Sommes-nous complètement domestiqués ?

Consommation, soumission, servitude volontaire, individualisme, peurs, hédonisme... ou rupture ?

mardi 29 mai 2018, par Camille Pierrette.

A Crest et ailleurs, chacun.e peut constater que même des personnes qui ont des velléités d’agir pour changer DE société, de faire autrement, n’arrivent pas vraiment à se mettre en route.
Elles restent happées par le quotidien, d’autres sollicitations, des choses toujours plus prioritaires : travail et sa recherche, enfants, loisirs, sorties...

Pourtant les urgences écologiques, climatiques, sociales sont là, pressantes, elles sont connues et de plus en plus évidentes, mais il semble que ces constats n’arrivent pas à encore à faire basculer vraiment et largement dans la rupture d’avec le monde tel qu’il va et la construction déterminée d’autres mondes, vivables, soutenables écologiquement et socialement.

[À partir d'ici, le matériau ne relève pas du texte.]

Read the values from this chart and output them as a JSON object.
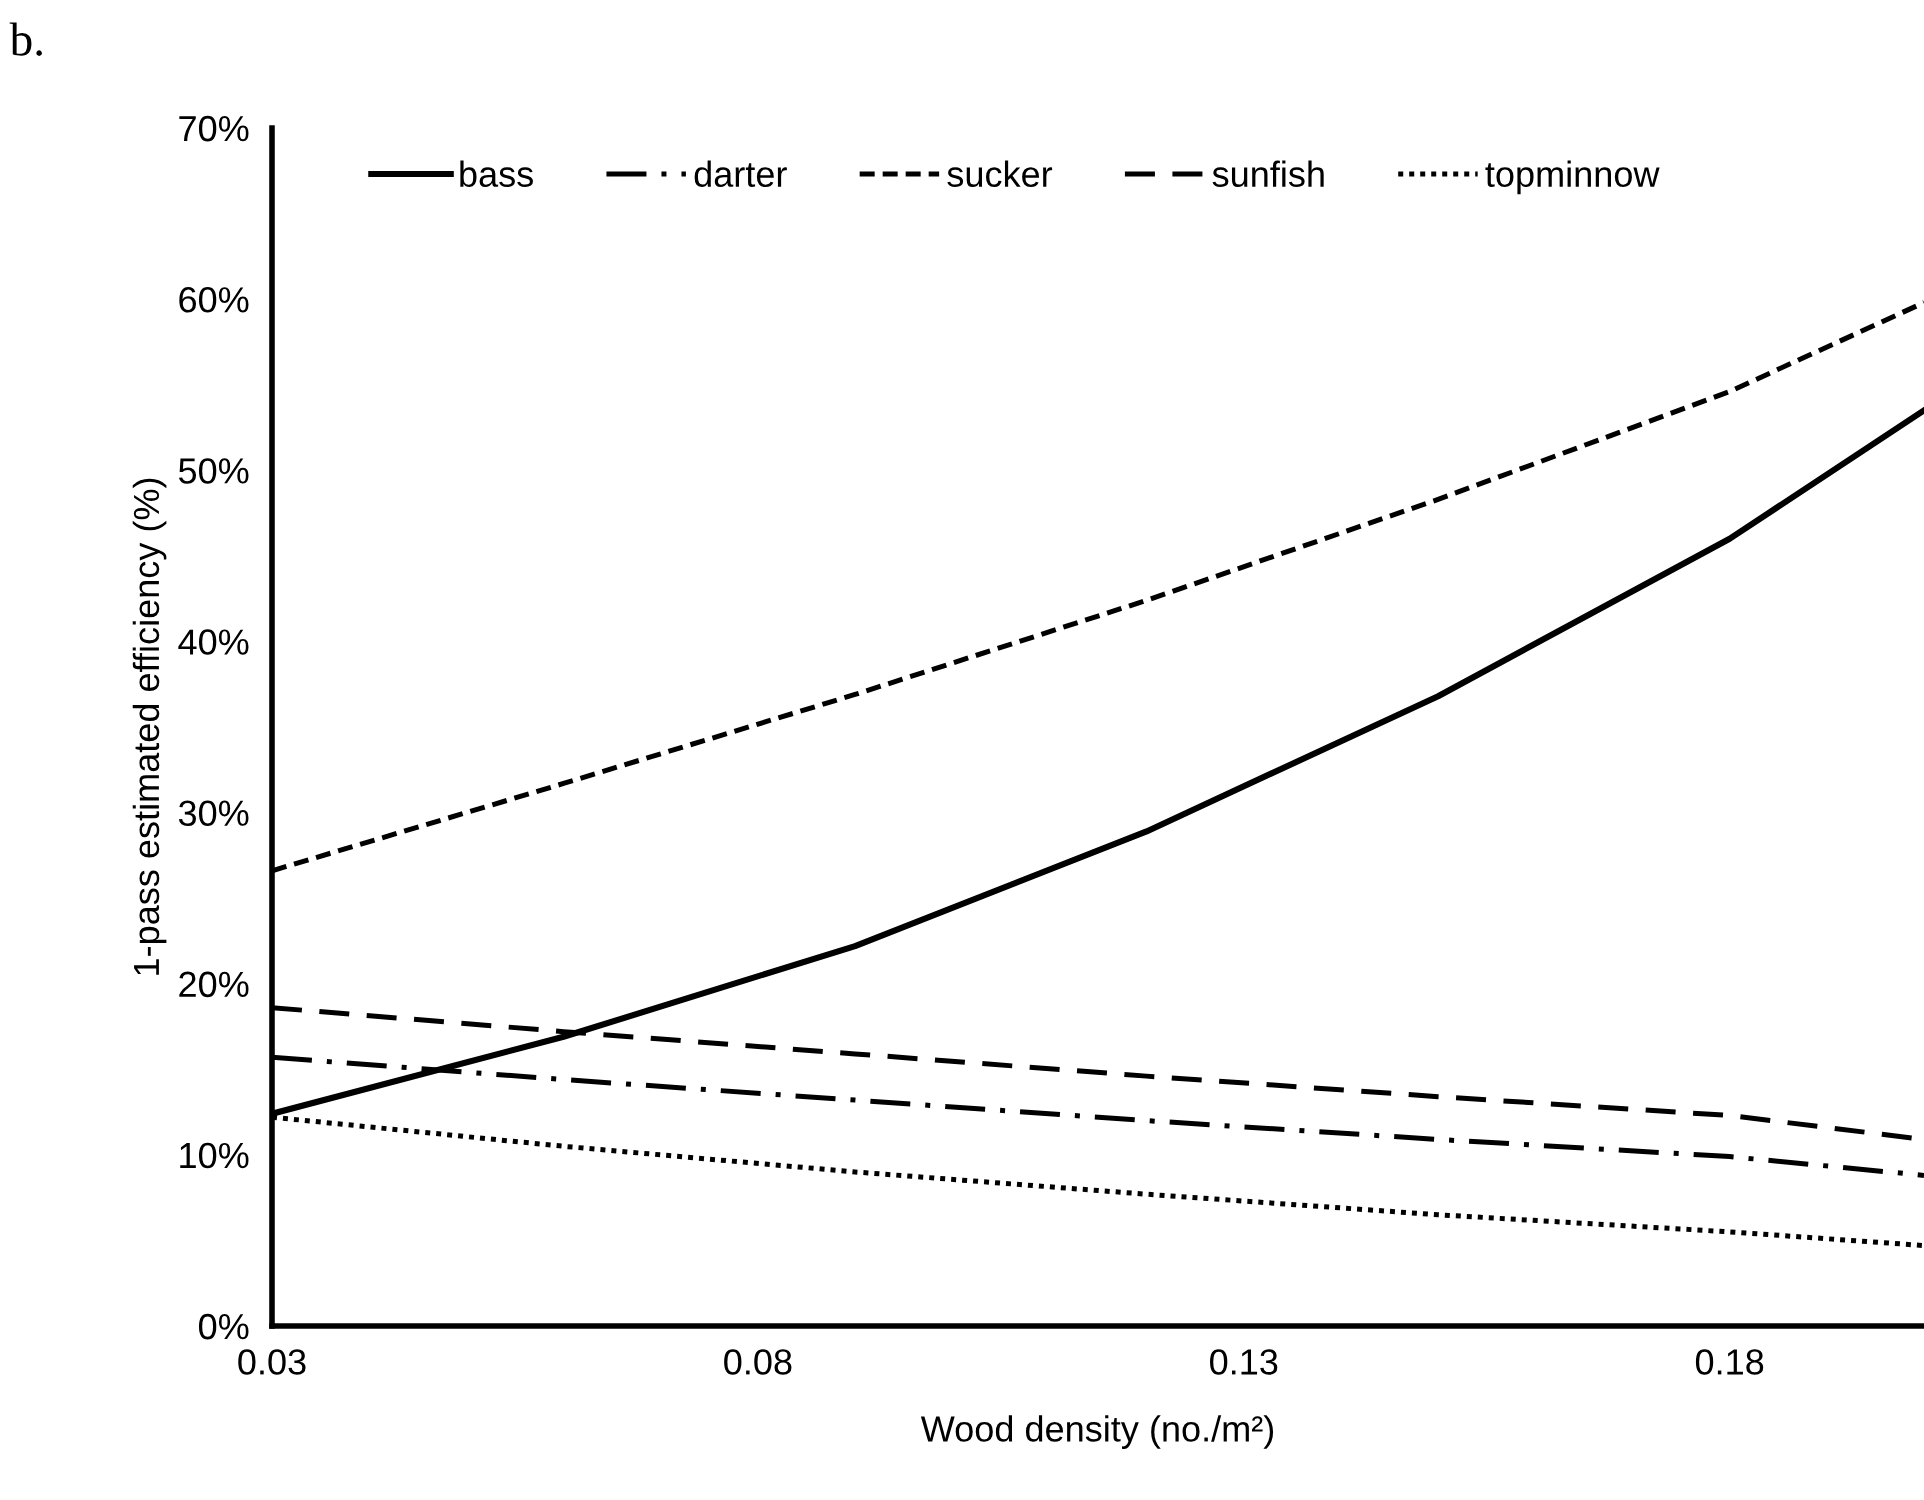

Bien sûr on a sûrement des excuses, des explications.
Nous avons par exemple subi le poids de l’éducation nationale, les médias commerciaux et débilitants, la propagande étatique, et souvent le carcan de nos familles, mais cela suffit-il à expliquer un tel renoncement généralisé ?

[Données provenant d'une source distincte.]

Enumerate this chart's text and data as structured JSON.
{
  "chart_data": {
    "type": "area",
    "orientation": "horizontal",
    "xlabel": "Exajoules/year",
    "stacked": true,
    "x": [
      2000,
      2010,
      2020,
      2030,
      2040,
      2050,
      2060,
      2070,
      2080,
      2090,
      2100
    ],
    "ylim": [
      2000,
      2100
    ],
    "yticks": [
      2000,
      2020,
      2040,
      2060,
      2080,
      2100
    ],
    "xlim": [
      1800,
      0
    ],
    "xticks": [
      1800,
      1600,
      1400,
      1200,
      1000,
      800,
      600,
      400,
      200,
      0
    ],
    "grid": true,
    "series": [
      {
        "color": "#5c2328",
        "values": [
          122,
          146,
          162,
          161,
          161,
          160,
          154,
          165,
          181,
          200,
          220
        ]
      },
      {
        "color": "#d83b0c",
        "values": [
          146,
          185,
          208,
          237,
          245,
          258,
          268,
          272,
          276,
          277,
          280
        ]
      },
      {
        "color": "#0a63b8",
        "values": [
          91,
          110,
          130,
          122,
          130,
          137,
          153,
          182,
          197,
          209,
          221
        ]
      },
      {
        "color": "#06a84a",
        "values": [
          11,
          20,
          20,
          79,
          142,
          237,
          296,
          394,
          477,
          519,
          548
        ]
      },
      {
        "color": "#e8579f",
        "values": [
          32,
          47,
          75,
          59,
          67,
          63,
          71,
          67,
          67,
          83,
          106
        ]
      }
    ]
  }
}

Même si parfois l’Etat use de son bras armé, comme on peut le voir en ce moment à la ZAD de NDDL, dans les quartiers en colère et dans les luttes, la plupart du temps il n’a pas à prendre cette peine.
Ici, pas besoin de dictature, la soumission se fait mécaniquement.
A part quelques petites minorités, nous avons tellement intégré dans nos têtes les diktats du capitalisme et de l’Etat qu’un totalitarisme mou assortit de quelques gratifications (consommation, euphorie télévisuelle, petites vacances...) suffit à nous faire marcher en rang. Etre humain consiste-t-il seulement à se perpétuer et supporter la vie qu’on a ?
Pour les plus pauvres, la simple lutte pour la survie, pour avoir de quoi se loger, de quoi manger, pouvoir se déplacer est souvent une épreuve déjà écrasante.

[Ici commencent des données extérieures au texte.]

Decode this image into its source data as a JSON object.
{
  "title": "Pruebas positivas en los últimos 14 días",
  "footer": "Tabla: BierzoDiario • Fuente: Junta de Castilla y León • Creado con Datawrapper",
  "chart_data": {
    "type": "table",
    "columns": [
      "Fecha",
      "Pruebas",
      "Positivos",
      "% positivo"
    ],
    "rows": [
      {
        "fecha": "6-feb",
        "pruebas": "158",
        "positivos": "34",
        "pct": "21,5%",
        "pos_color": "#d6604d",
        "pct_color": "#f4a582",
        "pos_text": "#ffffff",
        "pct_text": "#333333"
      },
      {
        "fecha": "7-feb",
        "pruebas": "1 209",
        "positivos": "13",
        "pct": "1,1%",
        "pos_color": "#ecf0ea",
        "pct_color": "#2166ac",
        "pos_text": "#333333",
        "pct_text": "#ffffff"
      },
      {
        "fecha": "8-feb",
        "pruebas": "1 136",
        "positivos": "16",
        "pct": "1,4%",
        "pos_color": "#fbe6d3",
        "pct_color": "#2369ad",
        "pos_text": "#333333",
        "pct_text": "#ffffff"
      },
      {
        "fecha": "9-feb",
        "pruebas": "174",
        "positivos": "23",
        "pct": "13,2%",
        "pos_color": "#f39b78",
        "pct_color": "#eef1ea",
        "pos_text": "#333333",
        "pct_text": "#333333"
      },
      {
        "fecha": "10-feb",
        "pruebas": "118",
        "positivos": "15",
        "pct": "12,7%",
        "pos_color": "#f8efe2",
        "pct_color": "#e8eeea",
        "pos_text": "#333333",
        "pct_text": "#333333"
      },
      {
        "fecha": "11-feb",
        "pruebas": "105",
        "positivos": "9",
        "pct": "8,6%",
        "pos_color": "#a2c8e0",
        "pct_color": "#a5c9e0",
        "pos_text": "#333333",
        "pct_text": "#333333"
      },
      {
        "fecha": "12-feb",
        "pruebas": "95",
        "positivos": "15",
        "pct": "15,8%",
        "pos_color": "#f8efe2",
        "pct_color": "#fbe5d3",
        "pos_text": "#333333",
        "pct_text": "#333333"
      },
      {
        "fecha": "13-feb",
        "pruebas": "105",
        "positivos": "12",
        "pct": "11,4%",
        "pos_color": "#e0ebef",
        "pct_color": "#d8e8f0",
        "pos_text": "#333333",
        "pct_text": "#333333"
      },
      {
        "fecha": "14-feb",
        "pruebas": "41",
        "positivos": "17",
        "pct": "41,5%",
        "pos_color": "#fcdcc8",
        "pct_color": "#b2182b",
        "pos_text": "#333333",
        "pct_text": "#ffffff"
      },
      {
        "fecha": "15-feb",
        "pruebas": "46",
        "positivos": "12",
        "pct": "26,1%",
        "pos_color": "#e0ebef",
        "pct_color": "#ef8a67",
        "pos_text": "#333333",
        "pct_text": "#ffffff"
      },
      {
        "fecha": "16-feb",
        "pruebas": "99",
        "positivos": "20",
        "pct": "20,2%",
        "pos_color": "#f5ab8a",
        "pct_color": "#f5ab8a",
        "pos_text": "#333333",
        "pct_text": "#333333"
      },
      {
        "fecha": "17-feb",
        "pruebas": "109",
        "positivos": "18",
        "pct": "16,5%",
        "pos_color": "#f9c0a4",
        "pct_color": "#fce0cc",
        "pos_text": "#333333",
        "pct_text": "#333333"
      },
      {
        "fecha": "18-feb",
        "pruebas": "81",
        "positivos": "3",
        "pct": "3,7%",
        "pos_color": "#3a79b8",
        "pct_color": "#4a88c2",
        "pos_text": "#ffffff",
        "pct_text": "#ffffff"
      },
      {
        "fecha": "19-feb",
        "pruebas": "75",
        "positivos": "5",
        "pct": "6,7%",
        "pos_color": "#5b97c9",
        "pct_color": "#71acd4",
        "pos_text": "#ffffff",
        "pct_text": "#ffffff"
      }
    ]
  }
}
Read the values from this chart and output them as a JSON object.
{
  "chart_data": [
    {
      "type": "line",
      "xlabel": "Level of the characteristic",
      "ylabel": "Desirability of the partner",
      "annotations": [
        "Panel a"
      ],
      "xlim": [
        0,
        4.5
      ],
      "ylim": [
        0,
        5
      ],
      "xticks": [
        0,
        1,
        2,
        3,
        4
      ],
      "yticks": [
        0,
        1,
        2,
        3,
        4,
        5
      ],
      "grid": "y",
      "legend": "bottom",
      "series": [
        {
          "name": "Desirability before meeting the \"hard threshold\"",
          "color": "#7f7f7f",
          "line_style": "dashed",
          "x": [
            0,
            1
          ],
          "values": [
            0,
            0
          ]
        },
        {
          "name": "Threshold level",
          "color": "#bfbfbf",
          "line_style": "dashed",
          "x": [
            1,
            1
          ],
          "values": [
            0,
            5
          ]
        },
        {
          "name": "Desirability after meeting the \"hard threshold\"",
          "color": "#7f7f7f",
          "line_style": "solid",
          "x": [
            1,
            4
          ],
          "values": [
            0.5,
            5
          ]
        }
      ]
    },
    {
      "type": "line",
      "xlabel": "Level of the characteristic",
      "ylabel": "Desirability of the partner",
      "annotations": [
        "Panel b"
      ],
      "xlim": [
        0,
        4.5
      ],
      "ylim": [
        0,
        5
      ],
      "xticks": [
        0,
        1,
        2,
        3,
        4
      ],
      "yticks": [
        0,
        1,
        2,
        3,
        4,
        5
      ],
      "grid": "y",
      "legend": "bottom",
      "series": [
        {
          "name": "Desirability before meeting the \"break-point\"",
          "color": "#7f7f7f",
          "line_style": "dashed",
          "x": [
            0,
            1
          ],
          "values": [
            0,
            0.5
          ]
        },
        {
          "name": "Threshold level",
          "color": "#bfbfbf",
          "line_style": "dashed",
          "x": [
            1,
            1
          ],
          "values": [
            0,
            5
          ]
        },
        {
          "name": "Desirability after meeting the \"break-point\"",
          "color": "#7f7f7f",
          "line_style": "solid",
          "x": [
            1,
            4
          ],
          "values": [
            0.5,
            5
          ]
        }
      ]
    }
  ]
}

En règle générale, nous marchons au pas tous seuls, et même parfois nous devançons servilement les souhaits de nos maîtres, empressé.e.s que nous sommes à nous intégrer au goulag fleuri artificiellement, à accepter n’importe quel emploi, à vouloir à tout prix devenir propriétaire...

Parfois, sous le coup d’une colère imprévue, d’un fait plus horrible que les autres ou par un sursaut éphémère de dignité, nous réagissons brièvement par un coup de gueule, une manif, un post indigné sur Facebook, une pétition.
Mais ça ne dure pas et c’est bien inoffensif, ces réactions font même partie du jeu, elles sont ingérées et intégrées par « le système », elles distraient un peu les maîtres de la monotonie ambiante, elles permettent à la police de ne pas s’endormir et jouent le rôle de soupape de sécurité pour que nous n’explosions pas et restons utile au système. C’est pour ça qu’un gouvernement intelligent n’interdira jamais complètement les manifs, même si le nombre d’émeutiers augmentaient encore.

D’autres se lancent dans divers réformismes de surface, tout aussi inoffensifs, mais qui sont bien considérés, encouragés, même par l’Etat et ses sbires quand ils ne sont pas trop idiots. Les petits gestes individuels, même héroïques, l’entreprenariat « vert », même dans l’économie sociale et solidaire, les petites conquêtes syndicales, etc. ne changeront pas la marche du monde hélas. Le système adore tout ça, de nouveaux marchés sont créés et le capitalisme peut continuer à tout ravager et piller en se renouvelant et en ayant l’air cool, collaboratif et écolo.
Tant qu’on n’éliminera pas les structures d’oppression en les remplaçant par des moyens d’émancipation, tant que les moyens de production et de distribution ne seront pas décidés et organisés par des peuples conscients et solidaires, le rouleau compresseur continuera.

Les faits et analyses portés par notre raison et les émotions générés par notre sensibilité semblent bien insuffisants à nous faire changer de trajectoire.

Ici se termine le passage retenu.